Фейнт удивленно посмотрела на Наперсточек, потом снова на Калит.

– Кругава была их Смертным мечом. Кто командует теперь?

– Кованый щит Танакалиан.

– А кто Дестриант? Среди них должен быть Дестриант.

– Погиб во время морского похода, говорят. Его место по-прежнему свободно.

– А вот и нет.

– Брось, Фейнт, – произнесла Наперсточек. – Ты не знаешь наверняка…

– Не будь дурой. Ты видела ее глаза – они волчьи. Плюс все ее разговоры о призраках, старых преступлениях и так далее.

– Не понимаю. О ком это вы? – спросила Калит.

Проклятье. Фейнт снова посмотрела на шатер.

– Похоже, мне все-таки придется туда войти.

– Объятие, которое дарует прощение, необходимо заслужить, – заявил Кованый щит Танакалиан. – Неужели вы, трусы и дураки, настолько не уважаете меня, что считаете, будто можете требовать моего благословения?

Он окинул взглядом лица собравшихся и в отвращении сплюнул.

– Вы снова и снова приходите ко мне, спрашиваете, не пора ли избрать нового Смертного меча, нового Дестрианта. Возможно, пора. Возможно. Но я все жду… Жду, когда кто-то из вас докажет, что достоин. Увы, конца моему ожиданию пока не видно.

Солдаты стояли перед ним, потупив глаза. За спинами лейтенантов творился форменный беспорядок. Вместо дисциплины – животное безразличие, сдерживал которое лишь стремительный темп марша. Они пересекли границу Центрального Коланса два дня назад, пробираясь по заросшей дороге и через выжженные города. Эти земли возвращались в исходное, дикое состояние, но они насквозь пропахли смертью.

– Вот так и выходит, – продолжал Танакалиан, – что нести бремя всех трех титулов придется мне одному. Я этого не просил. Я этому не рад. Амбиции – это яд. Мы все видели, что стало с Кругавой. И вы хотите повторить это безумие? Я не…

Он вдруг осекся, почувствовав ледяное дуновение. Лейтенанты отшатнулись, и волна прокатилась по шеренгам выстроившихся за ними солдат. С земли клубами поднимался туман.

Что это? Кто возник среди нас? Танакалиан уловил какое-то движение и дернулся. Затем снова что-то мелькнуло. Послышался тихий шелест меха, сверкнули глаза. Изморцы закричали, построение рассыпалось, зазвенели клинки.

Танакалиану показалось, будто его накрыло волной. Незримые силуэты проносились мимо, чуть не сбивая с ног.
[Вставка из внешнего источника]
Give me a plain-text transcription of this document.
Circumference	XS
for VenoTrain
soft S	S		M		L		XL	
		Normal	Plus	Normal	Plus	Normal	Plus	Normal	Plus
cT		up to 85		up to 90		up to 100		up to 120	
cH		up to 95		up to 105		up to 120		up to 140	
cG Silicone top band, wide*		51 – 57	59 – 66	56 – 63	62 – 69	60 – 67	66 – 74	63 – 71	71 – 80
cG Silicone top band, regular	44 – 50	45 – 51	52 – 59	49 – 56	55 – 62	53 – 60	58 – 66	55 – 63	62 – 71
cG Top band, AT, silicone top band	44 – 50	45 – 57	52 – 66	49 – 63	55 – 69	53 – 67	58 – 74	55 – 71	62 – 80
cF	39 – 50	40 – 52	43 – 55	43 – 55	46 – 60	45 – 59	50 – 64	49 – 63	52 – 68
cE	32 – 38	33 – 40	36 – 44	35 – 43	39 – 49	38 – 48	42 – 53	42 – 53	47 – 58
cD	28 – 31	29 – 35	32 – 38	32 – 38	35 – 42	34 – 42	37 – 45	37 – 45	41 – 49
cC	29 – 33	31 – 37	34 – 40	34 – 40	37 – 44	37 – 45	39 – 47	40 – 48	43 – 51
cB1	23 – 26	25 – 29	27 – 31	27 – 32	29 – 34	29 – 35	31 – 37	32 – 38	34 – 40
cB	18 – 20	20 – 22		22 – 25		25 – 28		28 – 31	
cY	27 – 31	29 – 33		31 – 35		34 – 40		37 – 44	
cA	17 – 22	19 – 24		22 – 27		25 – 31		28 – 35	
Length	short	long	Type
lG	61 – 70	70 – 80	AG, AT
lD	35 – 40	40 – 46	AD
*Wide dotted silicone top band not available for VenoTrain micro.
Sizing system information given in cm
Он развернулся и уставился в темноту.

– Покажитесь!

Из-за края дороги вышла девочка в лохмотьях. Ее окружали призрачные, полупрозрачные силуэты. Волки. Она пришла с морем волков. Только они были не настоящие. Не живые. Они не дышали. Эти звери давно мертвы. Во многих зияют раны, шерсть запятнана кровью, шкура рассечена. Глаза горят потусторонним светом, словно сквозь стену, за которой плещется гнев. Неумолимый гнев.

Девочка подошла ближе, и глаза у нее были такие же. Один горел желтым, другой переливался ртутью. В них бушевала ярость.

Ужас переполнял Танакалиана. Волки Зимы! Они внутри нее, они прячутся в ней – это их глаза! Они смотрят на меня с Престола Зверей. Фандерея и Тогг. Наши боги среди нас.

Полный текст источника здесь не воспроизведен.